Traditionalisme | ||||
---|---|---|---|---|
Museum Boijmans Van Beuningen door Ad van der Steur
| ||||
Algemene gegevens | ||||
Hoogtepunt | jaren 20 en 30 | |||
Bekende kunstenaars | Marinus Jan Granpré Molière, Ad van der Steur, Alexander Kropholler | |||
Substroming(en) | Bossche School, Delftse School | |||
Beïnvloed door | Neoclassicisme | |||
|
Het traditionalisme is een overkoepelende term voor meerdere architectuurstromingen. Het traditionalisme kwam in de beginjaren van de 20e eeuw op, kende in de jaren 20 en 30 een sterke bloei[1] en nam af in de jaren 50.[2] De Delftse School is de belangrijkste stroming binnen het traditionalisme, waardoor de termen vaak door elkaar gebruikt worden.[2]
Het traditionalisme ontstond als reactie op het functionalisme, waar de functie van het gebouw als maatgevend werd gezien, en tegelijk als ontsnapping aan de diverse neostijlen. Aansluiting bij nationale en regionale bouwtradities werd als voornaamste uitgangspunt genomen: de ambachtelijke bouwkunst met inheemse bouwwijzen werd als voorbeeld genomen voor nieuwe architectuur.
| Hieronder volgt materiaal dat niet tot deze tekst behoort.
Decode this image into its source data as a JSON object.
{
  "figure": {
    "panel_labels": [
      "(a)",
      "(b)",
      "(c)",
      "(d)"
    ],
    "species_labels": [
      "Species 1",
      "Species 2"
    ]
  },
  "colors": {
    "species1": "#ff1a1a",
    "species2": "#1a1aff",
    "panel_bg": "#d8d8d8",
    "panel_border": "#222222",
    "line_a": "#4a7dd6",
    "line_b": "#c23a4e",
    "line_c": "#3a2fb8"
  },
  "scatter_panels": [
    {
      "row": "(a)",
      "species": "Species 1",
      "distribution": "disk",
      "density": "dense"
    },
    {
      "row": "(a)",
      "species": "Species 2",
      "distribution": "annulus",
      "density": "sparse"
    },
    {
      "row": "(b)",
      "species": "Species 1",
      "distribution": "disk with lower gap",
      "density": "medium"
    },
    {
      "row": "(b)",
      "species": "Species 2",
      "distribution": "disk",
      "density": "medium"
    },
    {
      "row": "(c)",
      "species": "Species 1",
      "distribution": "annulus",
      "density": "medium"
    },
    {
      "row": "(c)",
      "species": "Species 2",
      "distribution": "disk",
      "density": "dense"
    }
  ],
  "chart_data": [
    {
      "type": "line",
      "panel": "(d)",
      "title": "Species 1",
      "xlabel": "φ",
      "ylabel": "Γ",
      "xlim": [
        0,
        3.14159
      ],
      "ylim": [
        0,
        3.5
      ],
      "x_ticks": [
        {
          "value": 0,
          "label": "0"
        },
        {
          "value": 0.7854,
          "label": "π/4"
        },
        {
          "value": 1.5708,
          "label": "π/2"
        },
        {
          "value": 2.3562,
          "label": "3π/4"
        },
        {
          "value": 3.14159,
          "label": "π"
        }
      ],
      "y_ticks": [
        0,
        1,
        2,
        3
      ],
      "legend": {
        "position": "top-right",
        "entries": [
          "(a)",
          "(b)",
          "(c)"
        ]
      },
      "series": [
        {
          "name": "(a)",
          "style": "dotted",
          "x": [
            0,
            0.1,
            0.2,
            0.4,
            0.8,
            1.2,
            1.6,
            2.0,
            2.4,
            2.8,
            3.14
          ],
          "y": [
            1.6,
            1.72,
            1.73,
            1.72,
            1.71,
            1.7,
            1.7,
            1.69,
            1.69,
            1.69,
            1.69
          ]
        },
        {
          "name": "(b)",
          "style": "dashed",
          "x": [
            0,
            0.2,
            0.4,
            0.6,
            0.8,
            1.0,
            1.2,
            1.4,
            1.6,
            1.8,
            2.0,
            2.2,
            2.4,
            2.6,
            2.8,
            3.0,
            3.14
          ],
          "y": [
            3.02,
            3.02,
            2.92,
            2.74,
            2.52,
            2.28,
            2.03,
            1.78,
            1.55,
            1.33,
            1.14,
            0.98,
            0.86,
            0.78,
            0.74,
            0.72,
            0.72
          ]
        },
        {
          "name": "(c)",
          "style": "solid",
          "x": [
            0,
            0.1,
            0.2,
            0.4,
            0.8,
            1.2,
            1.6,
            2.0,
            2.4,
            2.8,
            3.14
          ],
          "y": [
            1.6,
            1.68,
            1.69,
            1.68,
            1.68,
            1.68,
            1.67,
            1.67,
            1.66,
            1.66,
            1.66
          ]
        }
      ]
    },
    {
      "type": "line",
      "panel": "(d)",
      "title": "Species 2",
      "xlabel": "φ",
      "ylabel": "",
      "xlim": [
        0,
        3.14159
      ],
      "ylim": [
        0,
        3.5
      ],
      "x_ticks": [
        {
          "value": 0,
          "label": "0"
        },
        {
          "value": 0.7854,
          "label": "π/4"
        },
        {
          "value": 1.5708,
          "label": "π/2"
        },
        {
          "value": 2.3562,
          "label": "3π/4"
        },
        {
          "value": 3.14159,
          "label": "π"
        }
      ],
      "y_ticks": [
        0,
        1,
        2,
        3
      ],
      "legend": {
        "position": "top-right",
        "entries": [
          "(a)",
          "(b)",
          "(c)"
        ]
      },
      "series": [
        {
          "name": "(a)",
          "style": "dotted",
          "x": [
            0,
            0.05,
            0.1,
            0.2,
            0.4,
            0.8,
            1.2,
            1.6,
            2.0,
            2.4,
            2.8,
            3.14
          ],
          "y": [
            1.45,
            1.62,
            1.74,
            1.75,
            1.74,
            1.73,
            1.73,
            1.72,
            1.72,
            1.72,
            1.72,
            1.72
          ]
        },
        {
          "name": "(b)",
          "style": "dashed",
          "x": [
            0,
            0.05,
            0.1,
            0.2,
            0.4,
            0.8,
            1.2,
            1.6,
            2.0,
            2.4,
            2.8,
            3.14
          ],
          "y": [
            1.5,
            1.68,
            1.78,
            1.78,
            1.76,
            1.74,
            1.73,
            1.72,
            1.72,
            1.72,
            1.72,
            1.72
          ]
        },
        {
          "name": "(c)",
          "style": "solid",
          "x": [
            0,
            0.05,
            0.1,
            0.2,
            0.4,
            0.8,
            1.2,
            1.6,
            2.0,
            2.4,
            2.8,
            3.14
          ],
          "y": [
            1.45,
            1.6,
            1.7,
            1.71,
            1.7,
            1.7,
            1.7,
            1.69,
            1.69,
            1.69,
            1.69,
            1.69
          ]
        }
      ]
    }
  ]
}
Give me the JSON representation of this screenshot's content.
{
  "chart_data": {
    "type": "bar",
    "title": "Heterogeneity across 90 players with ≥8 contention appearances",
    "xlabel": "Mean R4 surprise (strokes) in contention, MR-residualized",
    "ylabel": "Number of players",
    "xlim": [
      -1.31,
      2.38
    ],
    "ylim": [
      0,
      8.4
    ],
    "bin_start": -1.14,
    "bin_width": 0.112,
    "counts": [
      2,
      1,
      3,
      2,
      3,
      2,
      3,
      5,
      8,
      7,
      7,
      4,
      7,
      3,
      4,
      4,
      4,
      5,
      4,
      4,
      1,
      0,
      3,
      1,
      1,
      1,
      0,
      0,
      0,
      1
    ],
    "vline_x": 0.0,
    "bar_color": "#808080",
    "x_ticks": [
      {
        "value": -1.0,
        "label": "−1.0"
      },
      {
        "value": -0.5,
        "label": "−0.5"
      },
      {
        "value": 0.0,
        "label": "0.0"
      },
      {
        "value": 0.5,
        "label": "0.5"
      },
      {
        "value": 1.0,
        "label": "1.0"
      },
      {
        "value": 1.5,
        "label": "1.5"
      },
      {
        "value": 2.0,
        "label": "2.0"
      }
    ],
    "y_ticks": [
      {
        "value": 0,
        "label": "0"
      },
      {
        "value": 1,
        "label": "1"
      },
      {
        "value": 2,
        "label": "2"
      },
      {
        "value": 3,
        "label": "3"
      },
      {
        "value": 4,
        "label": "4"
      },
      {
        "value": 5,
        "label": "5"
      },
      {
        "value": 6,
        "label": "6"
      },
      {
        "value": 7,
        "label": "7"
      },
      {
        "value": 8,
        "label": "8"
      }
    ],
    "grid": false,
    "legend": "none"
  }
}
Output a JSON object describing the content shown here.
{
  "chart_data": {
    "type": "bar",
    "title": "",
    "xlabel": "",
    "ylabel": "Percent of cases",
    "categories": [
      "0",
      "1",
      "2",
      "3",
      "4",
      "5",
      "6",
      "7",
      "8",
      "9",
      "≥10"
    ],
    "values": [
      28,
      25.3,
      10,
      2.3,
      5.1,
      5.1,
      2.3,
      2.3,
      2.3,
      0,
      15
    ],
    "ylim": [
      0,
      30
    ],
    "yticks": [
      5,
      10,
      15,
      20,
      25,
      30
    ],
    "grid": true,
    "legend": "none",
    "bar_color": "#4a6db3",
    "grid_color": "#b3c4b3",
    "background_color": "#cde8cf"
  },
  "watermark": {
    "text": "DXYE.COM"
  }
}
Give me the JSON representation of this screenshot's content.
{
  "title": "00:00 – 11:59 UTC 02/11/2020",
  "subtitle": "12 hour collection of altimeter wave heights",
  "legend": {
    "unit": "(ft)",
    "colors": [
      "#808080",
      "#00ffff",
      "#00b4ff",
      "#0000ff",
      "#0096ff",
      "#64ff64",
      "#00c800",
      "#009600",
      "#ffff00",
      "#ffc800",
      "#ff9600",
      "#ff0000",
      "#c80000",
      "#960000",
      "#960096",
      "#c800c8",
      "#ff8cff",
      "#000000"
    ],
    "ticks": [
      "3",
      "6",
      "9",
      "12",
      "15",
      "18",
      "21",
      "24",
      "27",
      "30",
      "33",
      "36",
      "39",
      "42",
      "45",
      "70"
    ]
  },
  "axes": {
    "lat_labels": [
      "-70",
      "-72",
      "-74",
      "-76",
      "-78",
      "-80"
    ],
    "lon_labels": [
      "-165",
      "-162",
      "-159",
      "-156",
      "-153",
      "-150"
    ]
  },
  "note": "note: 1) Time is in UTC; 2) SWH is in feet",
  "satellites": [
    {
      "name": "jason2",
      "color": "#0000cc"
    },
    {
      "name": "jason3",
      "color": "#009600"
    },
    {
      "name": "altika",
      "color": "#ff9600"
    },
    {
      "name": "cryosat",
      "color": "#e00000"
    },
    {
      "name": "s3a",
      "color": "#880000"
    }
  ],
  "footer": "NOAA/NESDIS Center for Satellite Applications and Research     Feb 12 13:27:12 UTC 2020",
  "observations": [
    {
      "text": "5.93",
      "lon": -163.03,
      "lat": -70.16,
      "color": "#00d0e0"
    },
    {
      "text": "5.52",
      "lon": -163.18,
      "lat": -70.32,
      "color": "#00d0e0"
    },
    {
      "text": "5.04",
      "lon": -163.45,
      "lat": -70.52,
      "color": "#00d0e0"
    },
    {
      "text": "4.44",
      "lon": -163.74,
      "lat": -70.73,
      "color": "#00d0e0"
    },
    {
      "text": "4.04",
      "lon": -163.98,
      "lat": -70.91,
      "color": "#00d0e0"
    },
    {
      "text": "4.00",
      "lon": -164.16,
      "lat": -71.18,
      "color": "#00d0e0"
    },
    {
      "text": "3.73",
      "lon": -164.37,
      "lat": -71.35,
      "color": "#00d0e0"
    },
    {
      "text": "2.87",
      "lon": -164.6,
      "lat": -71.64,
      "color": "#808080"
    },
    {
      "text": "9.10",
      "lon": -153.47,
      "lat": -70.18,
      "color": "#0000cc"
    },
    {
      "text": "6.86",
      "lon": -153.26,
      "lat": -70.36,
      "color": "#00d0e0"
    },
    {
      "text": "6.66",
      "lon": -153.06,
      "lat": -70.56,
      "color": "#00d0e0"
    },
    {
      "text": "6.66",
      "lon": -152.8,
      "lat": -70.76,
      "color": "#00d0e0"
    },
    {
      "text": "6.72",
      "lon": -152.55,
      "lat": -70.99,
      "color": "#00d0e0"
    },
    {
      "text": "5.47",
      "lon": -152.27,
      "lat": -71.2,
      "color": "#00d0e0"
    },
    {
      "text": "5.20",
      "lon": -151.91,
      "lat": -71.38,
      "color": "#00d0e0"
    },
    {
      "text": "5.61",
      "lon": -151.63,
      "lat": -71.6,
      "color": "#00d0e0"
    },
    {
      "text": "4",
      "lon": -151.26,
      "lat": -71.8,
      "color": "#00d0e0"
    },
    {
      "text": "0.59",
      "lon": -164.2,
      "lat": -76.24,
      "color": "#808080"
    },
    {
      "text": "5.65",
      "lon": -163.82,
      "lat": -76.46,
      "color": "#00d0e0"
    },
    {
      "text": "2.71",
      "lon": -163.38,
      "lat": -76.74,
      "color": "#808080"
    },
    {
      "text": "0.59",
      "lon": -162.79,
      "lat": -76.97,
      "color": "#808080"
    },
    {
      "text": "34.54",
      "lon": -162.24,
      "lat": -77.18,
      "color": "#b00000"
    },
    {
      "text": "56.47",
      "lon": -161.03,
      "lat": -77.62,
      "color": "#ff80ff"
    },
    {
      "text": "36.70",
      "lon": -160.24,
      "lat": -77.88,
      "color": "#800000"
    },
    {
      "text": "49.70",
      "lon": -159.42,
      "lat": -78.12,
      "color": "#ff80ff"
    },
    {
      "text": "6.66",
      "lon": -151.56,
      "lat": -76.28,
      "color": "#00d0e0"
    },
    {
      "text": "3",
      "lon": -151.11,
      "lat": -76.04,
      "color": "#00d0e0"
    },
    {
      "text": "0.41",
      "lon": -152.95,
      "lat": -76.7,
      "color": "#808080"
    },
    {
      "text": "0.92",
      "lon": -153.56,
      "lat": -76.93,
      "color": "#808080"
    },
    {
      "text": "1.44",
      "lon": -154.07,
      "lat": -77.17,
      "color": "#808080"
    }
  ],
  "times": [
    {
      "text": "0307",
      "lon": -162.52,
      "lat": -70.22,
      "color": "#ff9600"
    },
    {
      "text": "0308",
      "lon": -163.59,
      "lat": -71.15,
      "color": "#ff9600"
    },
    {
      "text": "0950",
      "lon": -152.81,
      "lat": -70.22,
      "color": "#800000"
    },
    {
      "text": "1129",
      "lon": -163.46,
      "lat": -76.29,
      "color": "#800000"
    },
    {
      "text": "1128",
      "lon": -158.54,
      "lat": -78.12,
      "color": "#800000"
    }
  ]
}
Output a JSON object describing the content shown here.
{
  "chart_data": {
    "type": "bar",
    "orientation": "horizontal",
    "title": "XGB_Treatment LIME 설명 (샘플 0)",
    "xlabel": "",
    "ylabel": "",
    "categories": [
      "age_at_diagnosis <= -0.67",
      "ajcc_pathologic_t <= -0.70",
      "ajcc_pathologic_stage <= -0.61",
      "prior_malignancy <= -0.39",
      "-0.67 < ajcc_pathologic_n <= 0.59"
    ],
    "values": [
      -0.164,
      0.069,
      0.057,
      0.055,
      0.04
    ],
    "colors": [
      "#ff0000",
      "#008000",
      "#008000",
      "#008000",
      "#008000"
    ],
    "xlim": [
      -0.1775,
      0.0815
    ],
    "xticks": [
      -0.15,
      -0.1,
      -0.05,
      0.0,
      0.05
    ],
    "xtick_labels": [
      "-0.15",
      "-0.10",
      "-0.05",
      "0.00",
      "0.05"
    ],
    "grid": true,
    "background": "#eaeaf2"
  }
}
Het Hollands classicisme van vóór 1800 had invloed, maar inspiratie werd vooral gevonden in de gebouwen uit de eigen streek, zoals boerderijen.[2] Hierdoor typeert het gebruik van bakstenen en schuine daken deze stroming. Met het traditionalisme werd een beeld van een nationale stijl opgeroepen; anders dan in het 19e-eeuwse historisme en bijvoorbeeld Pierre Cuypers namen architecten nu veelal de anonieme boerderij als bron. Deze stond tegelijkertijd voor geleidelijke ontwikkeling in een sterk veranderende maatschappij. Granpré Molière is een van de bekendste Nederlandse traditionalistische architecten, die als hoogleraar in Delft aan de bron stond van de later benoemde Delftse school.[3][4]
In Duitsland kreeg deze zoektocht naar een landeigen stijl met een hevig terugverlangen naar tijden van de negentiende eeuw nationalistische boventonen. Dit uitte zich niet alleen in de architectuur met de Heimatschutzarchitektur, maar ook in de ideologie Blut und Boden. In Nederland bleef dit verlangen veelal beperkt tot de architectuur: vormen en materialen die in Nederland als gepast werden beschouwd.[3]
Ook de Scandinavische architectuur was een belangrijke inspiratiebron. Als voorbeelden dienden onder andere de gebouwen van Gunnar Asplund en Ragnar Östberg, die in Scandinavisch neoclassicisme en nationaal-romantische stijl ontwierpen,[5] zoals het Stadhuis van Stockholm van Östberg.[6]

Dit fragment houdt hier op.